CHESTERTOWN, MD – On Saturday, April 10, Civil War historian James McPherson will kick off the 2010 “American Pictures” series with a discussion of Alexander Gardner’s stirring 1862 photograph “Confederate Dead by a Fence on the Hagerstown Road, Antietam,” one of the first pictures to bring the shocking realities of war before the eyes of the American public.
A joint program of Washington College, the National Portrait Gallery and the Smithsonian American Art Museum, the “American Pictures” series offers a highly original approach to the visual arts, pairing great works of art with leading figures of American culture. This spring's all-star line-up features a trio of Pulitzer Prize-winners: McPherson, cartoonist/author Jules Feiffer (who appears on April 17), and cultural historian David Hackett Fischer, who will appear on Saturday, May 1. Each speaker chooses a single powerful image and investigates its meanings, revealing how artworks reflect American identity and inspire creativity in many different fields. The series director is historian and essayist Adam Goodheart, Hodson Trust-Griswold Director of the college's C.V. Starr Center for the Study of the American Experience.
James McPherson is America’s leading historian of the Civil War. He won the 1989 Pulitzer Prize for Battle Cry of Freedom: The Civil War Era, which was a New York Times bestseller and is widely acclaimed as the best single-volume history of the Civil War ever published. The success of Battle Cry of Freedom helped launch an unprecedented national renaissance of interest in the Civil War. McPherson served as an historical consultant on two PBS documentaries, Ken Burns’s The Civil War and Abraham and Mary Lincoln: A House Divided, and on the 1993 film Gettysburg. In 1991, the United States Senate appointed him to the Civil War Sites Advisory Commission, which determined major battle sites, evaluated their conditions, and recommended strategies for preservation.

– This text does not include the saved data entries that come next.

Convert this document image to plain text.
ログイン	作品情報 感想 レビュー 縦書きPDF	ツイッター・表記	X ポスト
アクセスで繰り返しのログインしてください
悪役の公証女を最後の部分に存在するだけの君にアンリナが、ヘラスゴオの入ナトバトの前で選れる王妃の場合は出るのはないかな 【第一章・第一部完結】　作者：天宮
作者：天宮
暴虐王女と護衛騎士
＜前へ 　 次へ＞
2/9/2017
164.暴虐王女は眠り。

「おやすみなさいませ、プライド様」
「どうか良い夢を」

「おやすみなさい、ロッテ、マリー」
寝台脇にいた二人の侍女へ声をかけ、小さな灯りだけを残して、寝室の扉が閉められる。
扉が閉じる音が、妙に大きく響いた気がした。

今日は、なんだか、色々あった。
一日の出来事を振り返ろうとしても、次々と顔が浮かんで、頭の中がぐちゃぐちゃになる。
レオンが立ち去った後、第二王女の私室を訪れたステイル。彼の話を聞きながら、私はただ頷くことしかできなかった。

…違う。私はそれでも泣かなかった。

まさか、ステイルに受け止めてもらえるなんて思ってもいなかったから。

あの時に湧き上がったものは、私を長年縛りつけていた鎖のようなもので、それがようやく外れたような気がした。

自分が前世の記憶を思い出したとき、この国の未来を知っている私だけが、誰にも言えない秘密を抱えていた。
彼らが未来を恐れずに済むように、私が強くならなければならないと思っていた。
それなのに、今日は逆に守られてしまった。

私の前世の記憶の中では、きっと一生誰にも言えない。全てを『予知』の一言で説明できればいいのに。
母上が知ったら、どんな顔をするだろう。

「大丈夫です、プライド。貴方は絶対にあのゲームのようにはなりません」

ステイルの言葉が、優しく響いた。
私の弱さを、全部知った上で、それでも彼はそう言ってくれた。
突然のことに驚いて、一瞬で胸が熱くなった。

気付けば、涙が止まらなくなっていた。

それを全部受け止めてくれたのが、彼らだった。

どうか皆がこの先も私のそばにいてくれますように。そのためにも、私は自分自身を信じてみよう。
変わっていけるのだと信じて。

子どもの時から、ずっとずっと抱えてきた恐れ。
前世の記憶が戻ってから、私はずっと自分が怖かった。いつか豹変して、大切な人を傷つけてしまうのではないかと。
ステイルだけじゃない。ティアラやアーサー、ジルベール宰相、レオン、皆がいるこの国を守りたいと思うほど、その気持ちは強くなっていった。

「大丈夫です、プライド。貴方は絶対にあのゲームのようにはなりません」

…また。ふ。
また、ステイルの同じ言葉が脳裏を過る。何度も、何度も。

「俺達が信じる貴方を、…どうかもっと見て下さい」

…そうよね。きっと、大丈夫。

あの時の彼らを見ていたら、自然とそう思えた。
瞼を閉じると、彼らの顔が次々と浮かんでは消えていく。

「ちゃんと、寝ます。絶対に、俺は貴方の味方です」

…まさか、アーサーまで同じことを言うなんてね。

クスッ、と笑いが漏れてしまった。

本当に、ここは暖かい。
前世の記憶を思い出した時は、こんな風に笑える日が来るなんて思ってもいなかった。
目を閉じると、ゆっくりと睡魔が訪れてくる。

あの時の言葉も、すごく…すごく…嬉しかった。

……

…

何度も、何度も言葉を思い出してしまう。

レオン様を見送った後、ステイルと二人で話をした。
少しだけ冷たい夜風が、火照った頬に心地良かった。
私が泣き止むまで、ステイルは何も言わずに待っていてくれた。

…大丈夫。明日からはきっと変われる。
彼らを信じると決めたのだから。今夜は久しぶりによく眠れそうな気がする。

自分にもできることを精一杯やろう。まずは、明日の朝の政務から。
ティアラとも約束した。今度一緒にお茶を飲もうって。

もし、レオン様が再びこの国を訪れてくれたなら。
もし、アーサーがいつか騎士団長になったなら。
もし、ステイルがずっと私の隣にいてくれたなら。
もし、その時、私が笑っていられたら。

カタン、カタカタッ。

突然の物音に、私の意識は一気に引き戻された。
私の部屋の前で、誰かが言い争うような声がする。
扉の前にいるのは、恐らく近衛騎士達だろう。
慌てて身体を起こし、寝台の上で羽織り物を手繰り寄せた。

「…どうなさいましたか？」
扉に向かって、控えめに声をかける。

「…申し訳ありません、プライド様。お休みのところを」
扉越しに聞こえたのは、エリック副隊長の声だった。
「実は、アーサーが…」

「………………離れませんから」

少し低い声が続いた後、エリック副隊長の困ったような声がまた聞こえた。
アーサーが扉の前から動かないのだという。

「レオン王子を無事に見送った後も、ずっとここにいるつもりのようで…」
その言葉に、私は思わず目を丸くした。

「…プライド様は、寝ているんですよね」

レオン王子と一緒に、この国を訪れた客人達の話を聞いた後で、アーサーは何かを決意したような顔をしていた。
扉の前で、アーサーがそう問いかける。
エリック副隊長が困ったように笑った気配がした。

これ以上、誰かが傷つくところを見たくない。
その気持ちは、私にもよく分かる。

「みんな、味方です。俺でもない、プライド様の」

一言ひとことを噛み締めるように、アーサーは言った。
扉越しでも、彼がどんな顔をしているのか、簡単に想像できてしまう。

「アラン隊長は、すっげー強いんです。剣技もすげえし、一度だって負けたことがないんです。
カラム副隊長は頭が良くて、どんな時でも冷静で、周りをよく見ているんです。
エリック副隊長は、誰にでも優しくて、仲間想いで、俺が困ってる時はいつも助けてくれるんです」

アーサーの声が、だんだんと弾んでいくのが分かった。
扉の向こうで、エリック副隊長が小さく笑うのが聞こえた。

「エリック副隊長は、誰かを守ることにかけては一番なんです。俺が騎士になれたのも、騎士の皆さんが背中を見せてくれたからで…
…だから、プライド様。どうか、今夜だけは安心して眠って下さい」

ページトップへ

McPherson is George Henry Davis ’86 Professor of American History, Emeritus at Princeton University. In 2007, he received the first Pritzker Military Library Literature Award for lifetime contributions to the field of military history. In addition to Battle Cry of Freedom, he is the author of several other important books on the Civil War, including For Cause and Comrades: Why Men Fought in the Civil War, Drawn with the Sword: Reflections on the American Civil War, and Abraham Lincoln and the Second American Revolution, all published by Oxford University Press.
All “American Pictures” events take place at the Smithsonian American Art Museum and National Portrait Gallery, located at 8th and F Streets, N.W., in Washington, D.C. McPherson’s talk will begin at 4:30 p.m. in the museums’ Nan Tucker McEvoy Auditorium. Tickets are available in the G Street lobby, beginning at 3:30 p.m. No reservations are necessary for the general public.
Students, faculty, staff, alumni and friends of Washington College may reserve tickets to this and the other American Pictures events on a first-come, first-served basis. The Starr Center is also running free buses from Chestertown to Washington for each talk. For details, please call 410-810-7165 or e-mail lkitz2@washcoll.edu. For more information on the American Pictures series, visit starrcenter.washcoll.edu.
About the Sponsors
Founded in 1782 under the personal patronage of its namesake, Washington College in Chestertown, Maryland, upholds a tradition of excellence and innovation in the liberal arts. The American Pictures series is a project of the college’s C.V. Starr Center for the Study of the American Experience and its Department of Art and Art History.
The National Portrait Gallery tells the stories of America through the individuals—poets and presidents, visionaries and villains, actors and activists—who have built our national culture. It is where the arts keep us in the company of remarkable Americans.
The Smithsonian American Art Museum, the nation’s first collection of American art, is an unparalleled record of the American experience. The collection captures the aspirations, character and imagination of the American people from the colonial period to today.